SPIE Journal Paper | 8 February 2022
Youhua Wei, Xuzhi Liu, Jingxiong Lei, Ruihan Yue, Jun Feng
KEYWORDS: Image segmentation, Remote sensing, Buildings, Feature extraction, Convolution, Computer programming, Visualization, Neural networks, Image processing, Image filtering
The segmentation and extraction of buildings in high-resolution remote sensing images has good application prospects in military, civil, and other fields. With a depth encoder–decoder structure, U-Net is a frequently used model for high-precision image segmentation. However, the design of U-Net makes it hard to retain the detailed information of edges when processing the building segmentation.

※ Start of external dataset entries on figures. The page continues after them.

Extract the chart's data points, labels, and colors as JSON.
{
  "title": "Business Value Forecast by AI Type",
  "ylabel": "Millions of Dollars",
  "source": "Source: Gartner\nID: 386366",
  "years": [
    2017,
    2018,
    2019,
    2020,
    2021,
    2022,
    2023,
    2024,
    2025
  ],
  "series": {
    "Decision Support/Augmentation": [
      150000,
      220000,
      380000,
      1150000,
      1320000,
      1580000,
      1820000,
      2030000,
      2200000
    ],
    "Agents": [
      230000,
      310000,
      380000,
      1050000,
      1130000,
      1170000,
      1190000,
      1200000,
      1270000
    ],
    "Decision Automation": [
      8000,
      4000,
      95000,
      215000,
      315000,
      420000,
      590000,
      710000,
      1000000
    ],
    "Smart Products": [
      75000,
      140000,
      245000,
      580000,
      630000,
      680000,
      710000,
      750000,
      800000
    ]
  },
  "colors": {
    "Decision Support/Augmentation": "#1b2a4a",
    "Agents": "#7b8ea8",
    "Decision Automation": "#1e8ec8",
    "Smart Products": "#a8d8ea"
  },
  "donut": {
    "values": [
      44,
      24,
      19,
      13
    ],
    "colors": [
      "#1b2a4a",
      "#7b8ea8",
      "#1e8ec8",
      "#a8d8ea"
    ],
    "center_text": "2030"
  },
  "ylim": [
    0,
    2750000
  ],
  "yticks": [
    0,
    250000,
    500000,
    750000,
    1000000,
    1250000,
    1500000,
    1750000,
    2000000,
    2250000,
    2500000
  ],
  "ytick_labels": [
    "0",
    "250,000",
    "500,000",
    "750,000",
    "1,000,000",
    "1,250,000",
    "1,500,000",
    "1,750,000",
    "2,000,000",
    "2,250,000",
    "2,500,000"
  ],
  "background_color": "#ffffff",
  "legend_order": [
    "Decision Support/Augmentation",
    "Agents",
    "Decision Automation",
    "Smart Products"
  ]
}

Specifically, the low-level features extracted from the shallow layer and the abstract features extracted from the deep layer cannot be completely merged, resulting in inaccurate segmentation. In response to this problem, we design a new multiscale feature extraction module that extracts target information through three convolution kernels of different scales. Taking U-Net as the baseline, by replacing skip connections with this module, we propose a multiscale feature extraction U-Net. This method can perform secondary feature extraction on the shallow feature information in the skip connection, refine the detailed information, and narrow the semantic gap between the low-level features and high-level features. It can not only improve the ability of the network to extract multiscale feature information, from a larger range to more layers to extract the edge detail information of the building in the remote sensing image, but also increase the number of skip connections to reduce network overfitting. Experimental results on Massachusetts remote sensing data and Massachusetts building data show that the method proposed offers significant improvement in terms of precision and accuracy compared with the methods full convolutional network, U-Net, SegNet, and high-resolution network, with an F1 score of 88.73%, mean IoU of 91.15%, precision of 89.74%, accuracy of 97.36%, and recall of 87.74%.